More than most other kinds of art, pop music feels like a numbers game. Each year, thousands of new tracks are released, many by unknown artists, and they percolate up through the ether, dropping one by one, until the survivor emerges as the song of the summer. Nowadays, it all feels downright Darwinian: record labels and radio stations may still serve as gatekeepers, and occasionally we’ll all end up with a copy of the same album whether we like it or not, but there are more ways for independent music to reach us than ever before. In practice, though, it turns into a long tail distribution, with a handful of outliers overwhelming the countless songs at the unlucky end, which might as well not even exist. To a greater or lesser extent, that’s true of all media: if you’re trying to make it in any industry, you naturally tend to measure yourself against the artists you know, forgetting that they’re all drawn from the highly skewed sample set of the names you’ve heard in the first place. Everyone else is invisible, until, suddenly, one of them isn’t.
In music, the process can seem especially ruthless, simply because the scale involved is so vast. Even in these days of easier access to production and distribution, there seem to be limits on how many new books, movies, or television shows the world can absorb, but a song can be streamed, judged, and forgotten within minutes, and it’s still impossible for even a professional critic to hear more than a fraction of what’s available. When a song invades the popular consciousness, or even your own brain, it can seem both inevitable and inexplicable. Music of all kinds operates within stark limits, and most big singles these days sound more or less alike, probably because they pass through the laptops of the same handful of superstar producers. Yet within those constraints, a world of variation is still possible, and a song that survives long enough to be heard by anyone is by definition an exceptional result, with the delta-qs, as Pynchon puts it in the story of Byron the immortal light bulb, lining up just right.
That’s why we associate the one-hit wonder more with music than with anything else. It seems intuitively unlikely that an author could produce a great novel by accident and be left with nothing else to say, but with music, an artist—or, more accurately, the sum of all artists—is actively collaborating with statistics. A hit single can seem like a fluke because it probably is; if it differs from hundreds of similar songs released the same year, it’s in indefinable ways that the artist himself often has trouble replicating. This isn’t for lack of opportunity: if you make it high enough on the Billboard charts, you’re usually granted another shot. It’s at that point, though, that regression to the mean extracts its revenge. If an artist’s followup single is almost always viewed as a disappointment, it’s only because we’re measuring it against an outlier of outliers. But even if it achieves a measure of commercial success, or leads to a lasting career, for a lot of listeners, it can’t have the same power as the song that grabbed us in the first place.
And repeating that kind of impact over time is rare enough that a lot of listeners, like me, ultimately give up on trying to be completists.
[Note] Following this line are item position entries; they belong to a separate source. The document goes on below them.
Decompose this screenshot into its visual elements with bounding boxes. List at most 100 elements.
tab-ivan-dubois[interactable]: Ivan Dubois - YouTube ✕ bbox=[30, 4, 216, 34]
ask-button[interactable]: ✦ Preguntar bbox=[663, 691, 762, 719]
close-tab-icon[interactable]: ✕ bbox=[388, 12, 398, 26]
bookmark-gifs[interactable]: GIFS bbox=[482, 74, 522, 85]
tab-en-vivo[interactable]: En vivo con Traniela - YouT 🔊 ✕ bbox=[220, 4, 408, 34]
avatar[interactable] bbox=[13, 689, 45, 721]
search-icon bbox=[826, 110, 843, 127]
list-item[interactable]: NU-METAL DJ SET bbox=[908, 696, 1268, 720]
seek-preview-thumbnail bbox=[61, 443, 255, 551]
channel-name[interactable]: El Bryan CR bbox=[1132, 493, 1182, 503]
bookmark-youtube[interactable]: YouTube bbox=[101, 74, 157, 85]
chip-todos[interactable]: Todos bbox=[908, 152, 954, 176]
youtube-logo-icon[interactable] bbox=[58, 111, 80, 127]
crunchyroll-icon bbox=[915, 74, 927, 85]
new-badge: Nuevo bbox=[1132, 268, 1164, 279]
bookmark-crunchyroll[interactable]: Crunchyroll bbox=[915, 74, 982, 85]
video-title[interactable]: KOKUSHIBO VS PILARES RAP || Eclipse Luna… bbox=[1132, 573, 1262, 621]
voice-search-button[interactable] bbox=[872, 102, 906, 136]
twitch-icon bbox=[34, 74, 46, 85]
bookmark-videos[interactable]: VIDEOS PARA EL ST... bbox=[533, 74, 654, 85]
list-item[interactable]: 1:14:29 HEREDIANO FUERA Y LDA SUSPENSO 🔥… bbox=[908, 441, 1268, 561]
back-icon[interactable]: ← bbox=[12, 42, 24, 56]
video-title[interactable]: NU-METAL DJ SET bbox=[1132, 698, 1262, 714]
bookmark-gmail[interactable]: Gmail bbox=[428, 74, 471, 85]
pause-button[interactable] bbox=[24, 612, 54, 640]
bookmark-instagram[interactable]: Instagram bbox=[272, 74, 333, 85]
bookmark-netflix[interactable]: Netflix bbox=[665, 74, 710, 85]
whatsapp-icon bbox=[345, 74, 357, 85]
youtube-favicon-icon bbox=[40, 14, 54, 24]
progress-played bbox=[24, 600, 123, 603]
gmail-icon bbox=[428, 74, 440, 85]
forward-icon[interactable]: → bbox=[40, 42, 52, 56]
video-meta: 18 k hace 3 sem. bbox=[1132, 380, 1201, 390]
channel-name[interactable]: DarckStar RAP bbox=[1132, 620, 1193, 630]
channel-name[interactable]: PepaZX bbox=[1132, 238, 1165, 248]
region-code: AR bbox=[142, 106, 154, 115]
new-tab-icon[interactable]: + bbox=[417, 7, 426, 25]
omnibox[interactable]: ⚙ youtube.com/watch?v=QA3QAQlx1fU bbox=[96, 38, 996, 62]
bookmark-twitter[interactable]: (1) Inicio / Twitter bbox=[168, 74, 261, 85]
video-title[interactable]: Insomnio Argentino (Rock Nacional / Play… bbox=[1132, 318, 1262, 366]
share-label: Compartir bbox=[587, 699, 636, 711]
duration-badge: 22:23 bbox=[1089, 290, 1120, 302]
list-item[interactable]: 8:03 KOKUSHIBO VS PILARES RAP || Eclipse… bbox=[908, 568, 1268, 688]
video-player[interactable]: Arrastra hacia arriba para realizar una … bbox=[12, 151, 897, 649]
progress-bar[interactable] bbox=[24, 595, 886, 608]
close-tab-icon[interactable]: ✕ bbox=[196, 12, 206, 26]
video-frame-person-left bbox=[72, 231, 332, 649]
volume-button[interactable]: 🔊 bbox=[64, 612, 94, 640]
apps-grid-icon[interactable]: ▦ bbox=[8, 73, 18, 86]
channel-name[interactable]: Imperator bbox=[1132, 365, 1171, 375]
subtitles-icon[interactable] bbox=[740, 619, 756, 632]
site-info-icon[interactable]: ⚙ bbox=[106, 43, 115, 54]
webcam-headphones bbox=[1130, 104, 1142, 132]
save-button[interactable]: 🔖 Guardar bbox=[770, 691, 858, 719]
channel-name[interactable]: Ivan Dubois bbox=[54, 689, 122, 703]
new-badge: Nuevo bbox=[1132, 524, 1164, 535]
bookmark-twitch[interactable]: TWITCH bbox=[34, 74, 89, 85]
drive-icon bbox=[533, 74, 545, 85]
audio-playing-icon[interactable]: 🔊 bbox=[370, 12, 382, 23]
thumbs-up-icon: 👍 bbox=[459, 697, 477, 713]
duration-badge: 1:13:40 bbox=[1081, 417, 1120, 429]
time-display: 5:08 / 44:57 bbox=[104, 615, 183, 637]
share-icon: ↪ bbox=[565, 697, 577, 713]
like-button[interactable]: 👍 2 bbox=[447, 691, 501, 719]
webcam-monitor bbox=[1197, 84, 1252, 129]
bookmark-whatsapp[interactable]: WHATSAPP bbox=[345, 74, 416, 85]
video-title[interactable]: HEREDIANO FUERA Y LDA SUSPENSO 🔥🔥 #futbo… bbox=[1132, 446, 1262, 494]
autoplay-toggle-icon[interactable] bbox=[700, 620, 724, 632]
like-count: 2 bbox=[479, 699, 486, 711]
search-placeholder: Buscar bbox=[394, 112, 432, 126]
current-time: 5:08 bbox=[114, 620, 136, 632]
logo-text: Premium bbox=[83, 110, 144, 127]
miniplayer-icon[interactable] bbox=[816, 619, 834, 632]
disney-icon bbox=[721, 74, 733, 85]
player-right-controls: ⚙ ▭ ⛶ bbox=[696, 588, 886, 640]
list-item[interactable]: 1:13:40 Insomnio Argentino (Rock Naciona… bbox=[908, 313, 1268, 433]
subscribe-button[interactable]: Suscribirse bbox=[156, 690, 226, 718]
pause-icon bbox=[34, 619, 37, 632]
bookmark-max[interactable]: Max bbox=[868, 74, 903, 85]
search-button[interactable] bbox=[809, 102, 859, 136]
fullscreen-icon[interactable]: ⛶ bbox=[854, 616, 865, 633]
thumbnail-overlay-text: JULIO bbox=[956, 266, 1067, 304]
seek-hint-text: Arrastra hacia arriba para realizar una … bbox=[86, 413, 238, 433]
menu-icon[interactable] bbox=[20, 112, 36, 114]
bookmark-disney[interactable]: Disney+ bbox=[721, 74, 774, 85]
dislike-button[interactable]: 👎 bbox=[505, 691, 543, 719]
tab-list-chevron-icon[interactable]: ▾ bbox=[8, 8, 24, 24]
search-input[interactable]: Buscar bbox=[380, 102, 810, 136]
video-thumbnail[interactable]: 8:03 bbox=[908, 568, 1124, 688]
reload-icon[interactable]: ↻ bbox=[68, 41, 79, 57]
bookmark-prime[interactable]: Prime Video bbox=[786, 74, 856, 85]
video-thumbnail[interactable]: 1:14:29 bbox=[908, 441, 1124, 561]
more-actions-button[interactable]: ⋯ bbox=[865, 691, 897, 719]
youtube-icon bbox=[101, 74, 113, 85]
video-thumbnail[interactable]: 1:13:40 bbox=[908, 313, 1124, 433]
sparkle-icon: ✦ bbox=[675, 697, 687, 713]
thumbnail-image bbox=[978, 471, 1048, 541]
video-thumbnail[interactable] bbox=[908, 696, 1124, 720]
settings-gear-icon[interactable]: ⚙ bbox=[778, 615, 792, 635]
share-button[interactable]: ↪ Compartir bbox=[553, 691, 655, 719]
There was a time when I thought that I had to listen to everything a band or artist produced before I could express an opinion on their work, or name one of their songs as a favorite; now, I’m content to endlessly replay a song like “Erase/Rewind” without feeling as if I need to be familiar with the complete works of the Cardigans. It also frees you from potentially embarrassing investments of time. I’m not necessarily ashamed of the fact that I’ve probably listened to Jason Derulo’s “Whatcha Say” more than any other single of the last five years, but I’m a little relieved that I don’t feel obliged to check out everything else he’s done. I’ve learned to be grateful for three minutes of diversion without taking on the burden of fandom. That may not be fair to the artists involved, and it’s more of a reflection of the way I listen to music in my thirties than how I might have approached it ten years ago. But I still hold out hope that somewhere, someday, I’ll hear at least one more song that will change my life.